Published in Network

Tories demand Johnson bow to the US over Huawei

by on10 March 2020


Expensive 5G is ok, only rich people should have it anyway


British Prime Minister Boris Johnson faces his first rebellion on Tuesday over his decision to allow China’s Huawei a role in building the country’s 5G phone network.

In January, Britain decided to allow Huawei into what it said were non-sensitive parts of the network, with its involvement capped at 35 percent.

The decision angered the United States, which wants to exclude the Chinese company from the West’s next-generation communications systems because of security concerns.

A group of Johnson’s Conservatives, said to number between 30 and 50 lawmakers, oppose the decision.
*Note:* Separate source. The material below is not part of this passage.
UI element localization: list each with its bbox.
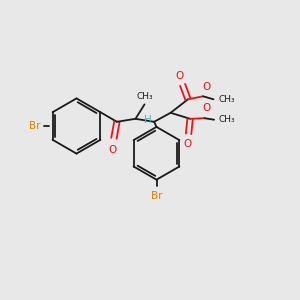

They are planning to back a change, or amendment, to the Telecommunications Infrastructure Bill, despite that legislation having very little to do with the security of the network.

They want the companies termed by British security experts as “high-risk vendors”, which includes Huawei, stripped out of networks completely by the end of 2022.

David Jones, a Conservative lawmaker who signed the amendment said: “We hope to curb the government’s enthusiasm for installing hardware produced by a company that they acknowledge to be ‘high risk.” 

The Conservative rebels acknowledge they do not as yet have the numbers to force a change to government policy. But they hope if more than 20 lawmakers vote against a newly-installed government it might be a sizeable warning shot across the bows to influence Johnson to take a harder line.